The unit comprises porous blocks of cement that serve as the structure of the reef. Siddharth, who has a Master certificate in scuba diving, explained how and why he created the design. “I have been diving for the past five years and when I was in Puducherry last year, a diving centre called Temple Adventures introduced me to artificial reefs. I have always been passionate about the environment so my sister and I began learning further about these underwater ecosystems,” began the Class 11 student.
“Natural reefs begin when small aquatic animals called polyps attach themselves to a rock on the seafloor and divide into thousands of clones. These organisms lend reefs their vibrant hues and help support millions of marine lives. When the ocean’s temperature rises, corals will evict polyps and lose all its colour, which is known as bleaching. Once bleached, the coral will die in less than 30 days,” he shared.
During previous diving trips, Siddharth has come across many such bleached reefs and decided to make a difference in Tamil Nadu by creating artificial ones to boost aquatic life. However, after a detailed study, he discovered that such reefs can’t be made using just any material. “We had to find something that coral polyps can latch on to and thrive, so we created blocks using a mix of dolomite (composed of calcium magnesium carbonate) and cement,” he said.
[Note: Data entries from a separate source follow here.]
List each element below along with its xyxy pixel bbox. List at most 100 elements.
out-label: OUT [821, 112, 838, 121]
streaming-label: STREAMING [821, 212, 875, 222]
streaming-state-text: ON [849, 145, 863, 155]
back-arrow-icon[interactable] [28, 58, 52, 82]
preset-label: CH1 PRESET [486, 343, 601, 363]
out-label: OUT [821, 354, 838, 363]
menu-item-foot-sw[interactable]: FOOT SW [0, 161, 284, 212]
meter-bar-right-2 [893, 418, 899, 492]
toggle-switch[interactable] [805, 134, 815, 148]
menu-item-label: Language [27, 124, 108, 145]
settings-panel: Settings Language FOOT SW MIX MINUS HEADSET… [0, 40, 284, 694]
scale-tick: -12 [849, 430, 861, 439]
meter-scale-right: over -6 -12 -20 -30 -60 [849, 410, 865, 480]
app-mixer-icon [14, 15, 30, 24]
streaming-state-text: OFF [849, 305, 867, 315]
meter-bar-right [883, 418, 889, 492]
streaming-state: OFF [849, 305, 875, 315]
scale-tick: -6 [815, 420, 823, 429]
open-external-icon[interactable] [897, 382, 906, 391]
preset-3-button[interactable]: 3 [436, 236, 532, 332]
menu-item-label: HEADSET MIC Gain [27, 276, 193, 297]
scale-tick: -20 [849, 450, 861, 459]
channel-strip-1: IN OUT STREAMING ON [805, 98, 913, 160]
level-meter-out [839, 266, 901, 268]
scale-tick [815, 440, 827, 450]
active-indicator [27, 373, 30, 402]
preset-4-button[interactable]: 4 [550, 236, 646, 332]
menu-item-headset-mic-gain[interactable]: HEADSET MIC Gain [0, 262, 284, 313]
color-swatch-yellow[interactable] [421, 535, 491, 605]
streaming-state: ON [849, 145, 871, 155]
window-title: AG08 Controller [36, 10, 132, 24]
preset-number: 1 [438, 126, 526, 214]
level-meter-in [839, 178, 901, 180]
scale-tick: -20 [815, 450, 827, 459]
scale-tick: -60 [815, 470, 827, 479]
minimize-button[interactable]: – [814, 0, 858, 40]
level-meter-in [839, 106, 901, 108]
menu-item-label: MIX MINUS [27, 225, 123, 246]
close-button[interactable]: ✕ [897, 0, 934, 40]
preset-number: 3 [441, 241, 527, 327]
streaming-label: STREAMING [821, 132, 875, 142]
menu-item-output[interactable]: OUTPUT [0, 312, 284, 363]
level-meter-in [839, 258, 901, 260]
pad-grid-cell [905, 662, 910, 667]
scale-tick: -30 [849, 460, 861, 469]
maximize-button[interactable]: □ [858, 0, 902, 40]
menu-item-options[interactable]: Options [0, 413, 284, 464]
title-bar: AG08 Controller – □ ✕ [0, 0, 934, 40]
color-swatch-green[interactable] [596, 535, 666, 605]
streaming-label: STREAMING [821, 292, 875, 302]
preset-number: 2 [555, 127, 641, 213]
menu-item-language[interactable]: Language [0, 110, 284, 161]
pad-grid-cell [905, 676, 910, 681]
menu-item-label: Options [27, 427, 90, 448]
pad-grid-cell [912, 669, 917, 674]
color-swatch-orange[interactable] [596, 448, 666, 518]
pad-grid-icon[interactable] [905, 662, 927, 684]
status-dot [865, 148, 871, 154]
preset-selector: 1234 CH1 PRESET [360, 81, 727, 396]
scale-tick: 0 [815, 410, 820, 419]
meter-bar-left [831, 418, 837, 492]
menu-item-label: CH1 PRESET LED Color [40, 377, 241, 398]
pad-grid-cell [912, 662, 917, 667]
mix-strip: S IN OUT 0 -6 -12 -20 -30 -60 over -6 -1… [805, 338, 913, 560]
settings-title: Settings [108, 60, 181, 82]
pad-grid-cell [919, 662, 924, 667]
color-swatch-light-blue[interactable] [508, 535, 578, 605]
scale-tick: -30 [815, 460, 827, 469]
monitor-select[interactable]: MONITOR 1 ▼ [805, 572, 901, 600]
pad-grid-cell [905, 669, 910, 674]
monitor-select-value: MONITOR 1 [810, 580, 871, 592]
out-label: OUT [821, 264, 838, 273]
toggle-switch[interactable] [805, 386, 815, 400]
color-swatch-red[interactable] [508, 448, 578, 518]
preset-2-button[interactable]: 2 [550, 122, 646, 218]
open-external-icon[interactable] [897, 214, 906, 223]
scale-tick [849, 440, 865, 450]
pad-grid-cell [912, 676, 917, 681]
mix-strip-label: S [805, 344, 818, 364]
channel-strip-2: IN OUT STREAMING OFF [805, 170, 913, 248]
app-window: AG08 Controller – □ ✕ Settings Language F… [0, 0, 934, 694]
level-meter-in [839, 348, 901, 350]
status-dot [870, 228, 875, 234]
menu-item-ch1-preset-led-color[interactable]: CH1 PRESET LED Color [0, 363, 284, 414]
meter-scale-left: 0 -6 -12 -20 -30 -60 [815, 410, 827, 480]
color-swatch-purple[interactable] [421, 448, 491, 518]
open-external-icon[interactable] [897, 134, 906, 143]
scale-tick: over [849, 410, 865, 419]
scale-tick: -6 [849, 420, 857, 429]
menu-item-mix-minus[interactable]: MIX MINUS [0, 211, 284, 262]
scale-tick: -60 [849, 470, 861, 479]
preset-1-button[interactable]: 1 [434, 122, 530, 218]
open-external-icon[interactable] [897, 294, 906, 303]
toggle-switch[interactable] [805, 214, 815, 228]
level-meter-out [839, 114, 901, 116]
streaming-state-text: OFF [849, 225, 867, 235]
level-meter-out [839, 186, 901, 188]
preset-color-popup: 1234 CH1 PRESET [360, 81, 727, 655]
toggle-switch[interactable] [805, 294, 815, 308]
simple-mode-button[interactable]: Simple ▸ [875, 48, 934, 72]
The youngster learnt 3D printing during a 45-day workshop last year. “With that technique, we created a mould in which we poured the cement mixture and set it. The first few attempts were disastrous and my balcony-turned-workstation was a mess, but we finally managed to get it right.” What makes the design stand apart is that not only do the blocks have small grooves to help polyps attach easily but, “Every slab is like a building block to enable the reef to be expanded at any time,” he said.
The first of its kind reef was placed on the sea bed off Puducherry last year in October and the project is a hit because many aquatic species have made the model their home. Later this month, Siddharth will be visiting the site to place 200 more blocks that are bigger than the previous one and weigh around 14 kg each.